They fired several grenades, scattering the crowd. Women screamed and fell to the ground; men leapt onto the pavements, then ran back to drag the fallen out of the road. Shop owners pulled scared bystanders inside and slammed down their metal grates. It took only seconds to realise they were stun grenades, fired into the air to scatter the marchers, but they were terrifying seconds.
Philip Weiss, who has been following events, says the Ayatollahs have vowed there will be no Velvet Revolution. He details the cut and thrust on the ground.
Protestors are taking to the streets and their computers.
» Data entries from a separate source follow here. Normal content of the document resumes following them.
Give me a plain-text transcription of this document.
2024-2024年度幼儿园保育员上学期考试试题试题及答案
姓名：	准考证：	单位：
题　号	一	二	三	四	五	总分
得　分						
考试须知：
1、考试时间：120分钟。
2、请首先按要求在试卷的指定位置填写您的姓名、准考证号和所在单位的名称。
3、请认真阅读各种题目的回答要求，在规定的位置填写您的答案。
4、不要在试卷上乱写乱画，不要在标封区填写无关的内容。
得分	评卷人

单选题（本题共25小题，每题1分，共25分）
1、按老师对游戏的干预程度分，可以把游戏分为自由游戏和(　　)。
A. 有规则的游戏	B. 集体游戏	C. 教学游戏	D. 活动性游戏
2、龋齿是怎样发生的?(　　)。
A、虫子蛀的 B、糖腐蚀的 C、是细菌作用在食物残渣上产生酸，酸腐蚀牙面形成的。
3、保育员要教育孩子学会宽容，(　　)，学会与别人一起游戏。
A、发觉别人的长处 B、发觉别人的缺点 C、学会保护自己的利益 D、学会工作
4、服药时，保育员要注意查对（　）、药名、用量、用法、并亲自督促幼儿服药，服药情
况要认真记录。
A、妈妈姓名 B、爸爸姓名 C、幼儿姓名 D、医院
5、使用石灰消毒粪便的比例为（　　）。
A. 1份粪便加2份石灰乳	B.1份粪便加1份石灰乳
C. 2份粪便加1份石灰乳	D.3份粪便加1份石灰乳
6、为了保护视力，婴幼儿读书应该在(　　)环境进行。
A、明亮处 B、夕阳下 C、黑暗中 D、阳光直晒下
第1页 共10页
Though the IRI has shut down SMS texting, a regular tool used for campaigning and election monitoring in Iran, street protestors are using their cell phones to take pictures and videos that they download. Several youtube videos show major protests in Tehran’s largest thoroughfares, including Vali Asr Street and Vanak Square. Many protestors are seen wearing green, throwing stones, setting bonfires to stop traffic. In one demonstration, streetsweepers join the crowds who chant, “Streetsweeping brothers, pick up Mahmoud and haul him off!” …
The IRI is quickly closing off media websites, including the BBC Persian service. Facebook, used heavily by Mousavi supporters, is being filtered.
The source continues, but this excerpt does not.